O secretário de Estado dos Estados Unidos, Antony Blinken, considerou isso inescrupuloso.

Enquanto isso, o embaixador dos EUA na ONU acusou a Rússia de manter “a humanidade como refém” e disse que sua saída do acordo foi um “ato de crueldade”.

“Enquanto a Rússia joga jogos políticos, pessoas reais vão sofrer”, disse Linda Thomas-Greenfield a repórteres na sede da ONU em Nova York.

O Reino Unido também denunciou a decisão da Rússia.

“Ao forçar unilateralmente o colapso da BSGI (Black Sea Grain Initiative), a Rússia usou alimentos como uma arma e está impedindo que os grãos cheguem aos que mais precisam”, disse um porta-voz do Ministério das Relações Exteriores do Reino Unido em um comunicado.

“O Reino Unido condena a tentativa flagrante da Rússia de prejudicar os mais vulneráveis ​​como parte de sua guerra ilegal. A Rússia deve renovar o BSGI e se comprometer com sua plena implementação”.

A presidente da Comissão Européia, Ursula von der Leyen, chamou a decisão da Rússia de “movimento cínico”, acrescentando que a UE continuará a trabalhar para garantir a segurança alimentar dos países pobres.
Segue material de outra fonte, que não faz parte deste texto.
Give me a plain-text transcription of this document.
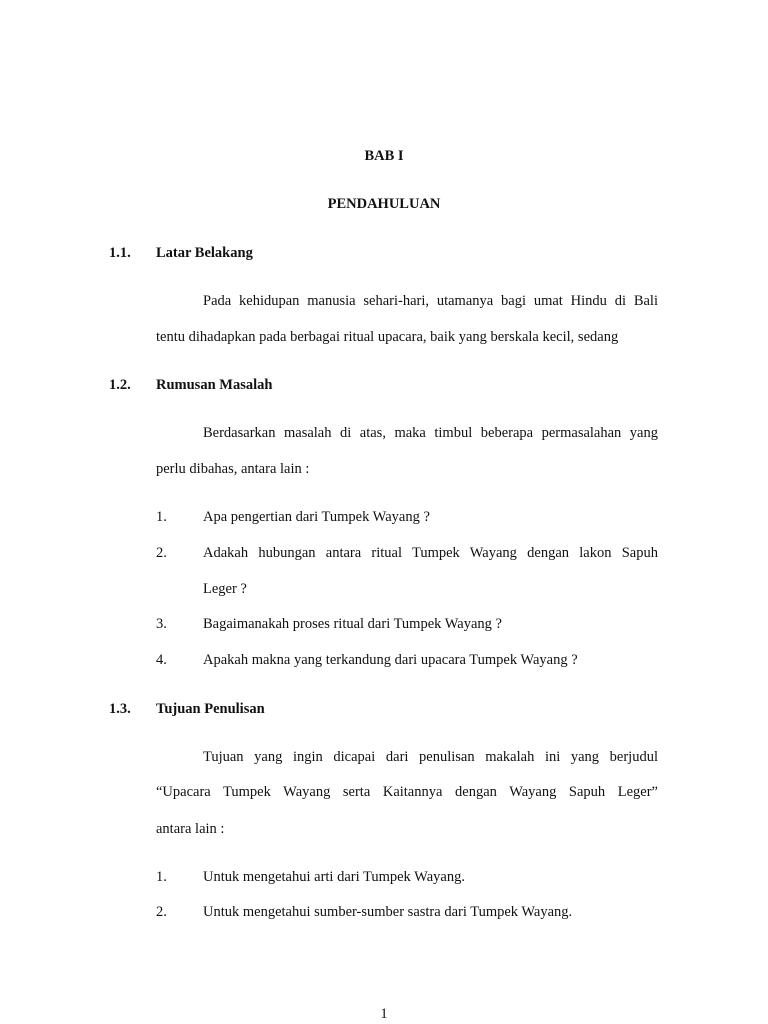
BAB I
PENDAHULUAN
1.1. Latar Belakang
Pada kehidupan manusia sehari-hari, utamanya bagi umat Hindu di Bali
tentu dihadapkan pada berbagai ritual upacara, baik yang berskala kecil, sedang
1.2. Rumusan Masalah
Berdasarkan masalah di atas, maka timbul beberapa permasalahan yang
perlu dibahas, antara lain :
1. Apa pengertian dari Tumpek Wayang ?
2. Adakah hubungan antara ritual Tumpek Wayang dengan lakon Sapuh
Leger ?
3. Bagaimanakah proses ritual dari Tumpek Wayang ?
4. Apakah makna yang terkandung dari upacara Tumpek Wayang ?
1.3. Tujuan Penulisan
Tujuan yang ingin dicapai dari penulisan makalah ini yang berjudul
“Upacara Tumpek Wayang serta Kaitannya dengan Wayang Sapuh Leger”
antara lain :
1. Untuk mengetahui arti dari Tumpek Wayang.
2. Untuk mengetahui sumber-sumber sastra dari Tumpek Wayang.
1
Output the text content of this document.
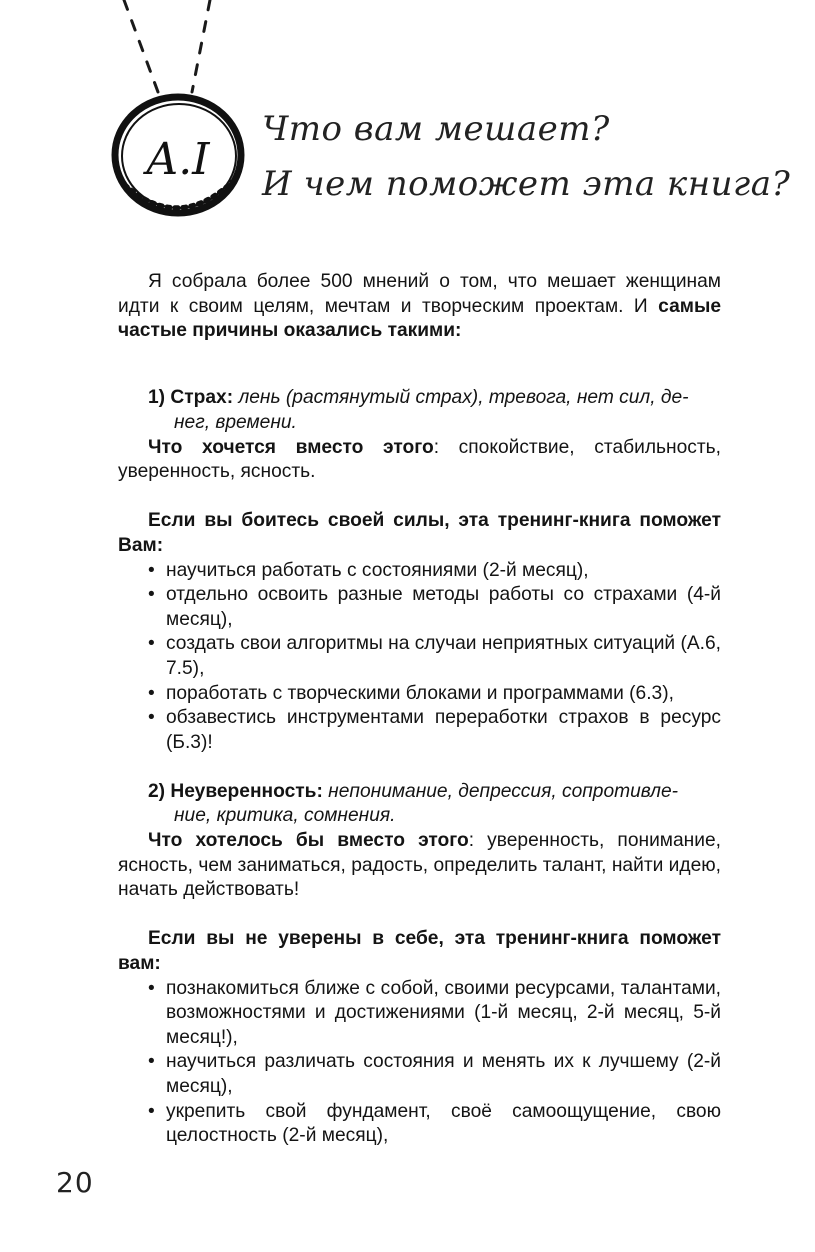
A.I
Что вам мешает?
И чем поможет эта книга?

Я собрала более 500 мнений о том, что мешает женщинам идти к своим целям, мечтам и творческим проектам. И самые частые причины оказались такими:

1) Страх: лень (растянутый страх), тревога, нет сил, де-
нег, времени.

Что хочется вместо этого: спокойствие, стабильность, уверенность, ясность.

Если вы боитесь своей силы, эта тренинг-книга поможет Вам:

• научиться работать с состояниями (2-й месяц),
• отдельно освоить разные методы работы со страхами (4-й месяц),
• создать свои алгоритмы на случаи неприятных ситуаций (А.6, 7.5),
• поработать с творческими блоками и программами (6.3),
• обзавестись инструментами переработки страхов в ресурс (Б.3)!
2) Неуверенность: непонимание, депрессия, сопротивле-
ние, критика, сомнения.

Что хотелось бы вместо этого: уверенность, понимание, ясность, чем заниматься, радость, определить талант, найти идею, начать действовать!

Если вы не уверены в себе, эта тренинг-книга поможет вам:

• познакомиться ближе с собой, своими ресурсами, талантами, возможностями и достижениями (1-й месяц, 2-й месяц, 5-й месяц!),
• научиться различать состояния и менять их к лучшему (2-й месяц),
• укрепить свой фундамент, своё самоощущение, свою целостность (2-й месяц),
20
O embaixador da China na ONU, Zhang Jun, expressou esperança de que todas as partes envolvidas possam encontrar um caminho a seguir, mencionando especificamente que a Rússia tem preocupações.

“Ainda esperamos que, ao acomodar as preocupações de todas as partes, possamos encontrar uma solução de pacote”, disse Zhang a repórteres.